Fukushima : une bombe à retardement

samedi 10 août 2013 Écrit par  Yves Heuillard

Fukushima : l'association environnementale autrichienne Gobal 2000 avertit d'un péril encore pus grand que le rejet permanent à la mer d'eau hautement radioactive depuis les ruines des réacteurs. Les morceaux de combustibles fondus qui se sont enfoncés dans les fondations en béton des réacteurs seraient une véritable bombe à retardement. [Photo Tepco avril 2013)

Selon Global 2000, la pollution radioactive de l'océan Pacifique par les effluents de la centrale en ruine, n'est que le sommet de l'iceberg. Le pire serait à venir avec les 210 tonnes de combustible nucléaire fondu dont une partie s'est enfoncée dans le sol sous les réacteurs. La position de ce combustible est mal connu et son refroidissement est mal assuré. Il est extrêmement dangereux, extrêmement radioactif, il contient du plutonium, est capable d'irradier de façon mortelle en quelques minutes un être humain qui s'en approcherait et il extrêmement carcinogène (l'ingestion ou l'inhalation de quelques millionièmes de grammes peut suffire à générer un cancer, ndlr).

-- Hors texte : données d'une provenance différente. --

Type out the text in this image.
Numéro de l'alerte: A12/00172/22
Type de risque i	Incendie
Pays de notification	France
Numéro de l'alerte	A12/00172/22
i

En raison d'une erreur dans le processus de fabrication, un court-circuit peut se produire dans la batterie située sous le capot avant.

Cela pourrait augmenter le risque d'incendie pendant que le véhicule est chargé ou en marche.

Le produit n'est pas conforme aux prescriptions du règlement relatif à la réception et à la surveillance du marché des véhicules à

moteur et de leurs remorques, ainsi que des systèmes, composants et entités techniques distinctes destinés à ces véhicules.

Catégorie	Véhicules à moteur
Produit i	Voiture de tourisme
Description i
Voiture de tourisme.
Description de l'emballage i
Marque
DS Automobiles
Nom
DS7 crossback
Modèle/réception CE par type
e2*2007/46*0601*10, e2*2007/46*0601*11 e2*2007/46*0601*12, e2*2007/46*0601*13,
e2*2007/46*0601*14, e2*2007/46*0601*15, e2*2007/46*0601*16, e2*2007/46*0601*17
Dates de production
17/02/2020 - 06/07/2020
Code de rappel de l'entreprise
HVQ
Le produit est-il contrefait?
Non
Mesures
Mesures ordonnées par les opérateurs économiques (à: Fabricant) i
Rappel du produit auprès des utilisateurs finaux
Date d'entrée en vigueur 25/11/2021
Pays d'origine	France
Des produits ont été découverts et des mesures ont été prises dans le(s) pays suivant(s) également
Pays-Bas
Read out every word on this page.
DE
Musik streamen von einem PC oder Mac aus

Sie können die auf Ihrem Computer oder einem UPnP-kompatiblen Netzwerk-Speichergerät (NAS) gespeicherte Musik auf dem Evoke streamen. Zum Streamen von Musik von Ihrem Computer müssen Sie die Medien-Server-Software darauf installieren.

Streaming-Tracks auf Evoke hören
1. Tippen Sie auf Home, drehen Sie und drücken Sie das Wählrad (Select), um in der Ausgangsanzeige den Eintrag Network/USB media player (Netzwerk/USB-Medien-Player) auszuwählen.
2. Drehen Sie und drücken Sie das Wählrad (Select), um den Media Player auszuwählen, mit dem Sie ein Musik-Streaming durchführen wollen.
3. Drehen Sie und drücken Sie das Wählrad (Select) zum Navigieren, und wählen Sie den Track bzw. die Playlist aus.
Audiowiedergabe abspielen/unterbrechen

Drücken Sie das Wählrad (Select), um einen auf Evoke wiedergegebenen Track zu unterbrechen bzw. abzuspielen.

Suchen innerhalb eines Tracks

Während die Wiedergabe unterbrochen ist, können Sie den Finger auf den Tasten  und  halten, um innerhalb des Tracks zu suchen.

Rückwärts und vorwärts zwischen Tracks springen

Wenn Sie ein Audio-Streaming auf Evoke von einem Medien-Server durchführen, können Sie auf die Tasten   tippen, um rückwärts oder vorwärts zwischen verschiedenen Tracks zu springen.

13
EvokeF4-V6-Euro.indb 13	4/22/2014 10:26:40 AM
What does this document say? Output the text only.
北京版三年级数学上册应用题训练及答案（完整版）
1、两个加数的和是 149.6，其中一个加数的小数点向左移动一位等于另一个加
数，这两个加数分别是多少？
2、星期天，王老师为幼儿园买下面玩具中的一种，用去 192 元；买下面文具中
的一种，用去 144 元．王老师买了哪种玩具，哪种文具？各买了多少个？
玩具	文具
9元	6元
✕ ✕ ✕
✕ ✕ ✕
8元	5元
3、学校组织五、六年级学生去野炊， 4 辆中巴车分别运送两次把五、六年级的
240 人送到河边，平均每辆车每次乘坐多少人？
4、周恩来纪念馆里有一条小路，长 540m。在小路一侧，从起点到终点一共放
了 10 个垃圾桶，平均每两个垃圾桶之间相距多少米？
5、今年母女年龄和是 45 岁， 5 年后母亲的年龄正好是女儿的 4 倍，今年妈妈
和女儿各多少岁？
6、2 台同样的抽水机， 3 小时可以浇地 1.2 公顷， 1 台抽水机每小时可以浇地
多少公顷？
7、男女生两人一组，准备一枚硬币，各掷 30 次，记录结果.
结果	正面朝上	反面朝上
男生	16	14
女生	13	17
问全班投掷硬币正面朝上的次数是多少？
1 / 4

Les nouvelles de Fukushima ne cessent jamais d'inquiéter. Le rapport indépendant sur l'industrie nucléaire, le World Nuclear Industry Status Report, publié en juillet dernier, mentionne en particulier le risque de voir le bâtiment en ruine du réacteur 4 s'effondrer sous l'effet d'un nouevau séisme. La piscine de stockage du réacteur contenant 1535 assemblages de combustibles (1331 irradiés et 204 nouveaux), soit trois charges complètes du réacteur, s'écraserait au sol ; les éléments de combustibles, qui ne seraient plus refroidis, pourraient s'enflammer ; selon la direction des vents, plus de 10 millions d'habitants dans un rayon de 250 km, et donc jusqu'à Tokyo, pourraient être évacués.

L'actualité récente concerne l'incapacité de Tepco, l'opérateur des centrales nucléaires de Fukushima, à contenir les eaux contaminées sur le site. 360 000 litres d'eau contaminée (source Ministère de l'industrie japonais) s'échappent dans la mer quotidiennement alors que 400 000 tonnes d'eau contaminée sont déjà stockées sur le site dans des réservoirs dont la durée de vie est de 5 ans.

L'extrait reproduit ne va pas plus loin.